As incompatibilidades estão fortemente associadas ao número de medicamentos prescritos. De maneira análoga a interações medicamentosas, o número de medicamentos associa-se ao risco de PI.(15) Assim, a presença de diazepam, fenobarbital, fenitoína e metronidazol na prescrição propicia a ocorrência de incompatibilidades. O envolvimento destes medicamentos com PI pode ser devido às incompatibilidades que possuem com a dipirona e penicilina potássica, medicamentos mais frequentes nas prescrições.(12) Ademais, deve-se ressaltar que o fenobarbital e a fenitoína são fármacos com pH extremo e como o pH é o principal fator de incompatibilidade, tais medicamentos estão mais propensos a sofrerem interações químicas e físico-químicas.(6,8)

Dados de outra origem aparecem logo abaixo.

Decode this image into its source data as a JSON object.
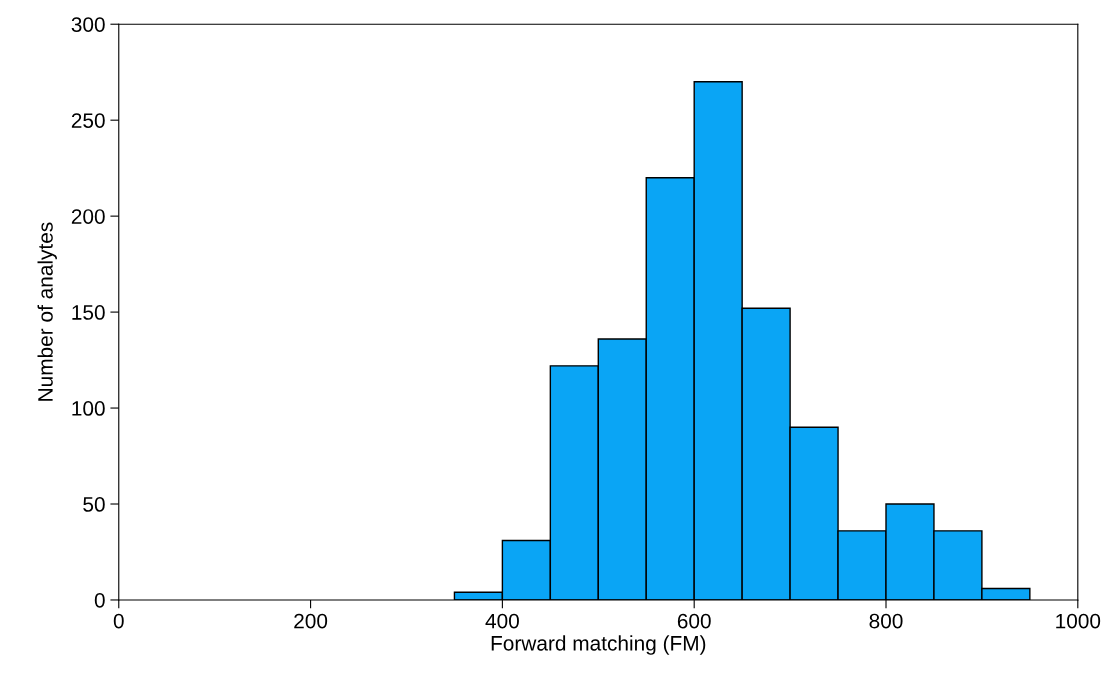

Administrar medicamentos é um processo complexo que requer certos cuidados a fim de evitar problemas como erros antes, durante ou depois da administração e/ou problemas de incompatibilidades.(4) Dentre os cuidados, citamos a orientação e o treinamento da equipe de enfermagem quanto ao preparo, administração e possíveis incompatibilidades medicamentosas; a elaboração de procedimentos operacionais padrão e de informativos dos medicamentos mais usados na prática e ao uso de catéter multi-lúmen.(1,13,16,17) Neste contexto, o envolvimento do farmacêutico com a farmacoterapia traz enormes benefícios para os serviços de saúde, pois este profissional é capaz de esclarecer a equipe multiprofissional e conduzi-la à melhor solução dos problemas.(2)

Conforme dito anteriormente, este é o primeiro estudo sobre incompatibilidade de medicamentos intravenosos em pediatria no país e trouxe os fatores de risco para PI como importante contribuição. A principal limitação deste trabalho foi à análise somente da prescrição, não sendo observado se os medicamentos prescritos foram realmente administrados de forma que pudesse ocasionar a incompatibilidade. Outras limitações foram o foco do estudo apenas nas prescrições e nas PI, o desenho do estudo (transversal) não permite o acompanhamento detalhado das incompatibilidades de cada paciente e a não inclusão de soluções, eletrólitos e nutrição parenteral nas análises de incompatibilidades.

Para o melhor entendimento do problema mais estudos sobre compatibilidade entre medicamentos intravenosos e suas repercussões na prática clínica são necessários, ressalta-se ainda como objetivo deste grupo o desenvolvimento de pesquisas voltadas para a mensuração de risco de incompatibilidades através de estudos transversais e em outras clínicas. Contudo, também se mostra essencial a execução de novos ensaios laboratoriais voltados, principalmente, para o entendimento do potencial de incompatibilidades físico-químicas das interações não testadas.

CONCLUSÃO

No presente estudo, a maioria das prescrições pediátricas apresentou potenciais incompatibilidades e a incompatibilidade não testada foi o tipo mais comum. O número de medicamentos e a prescrição dos medicamentos diazepam, fenobarbital, fenitoína e metronidazol estiveram associados a um maior risco de potenciais incompatibilidades.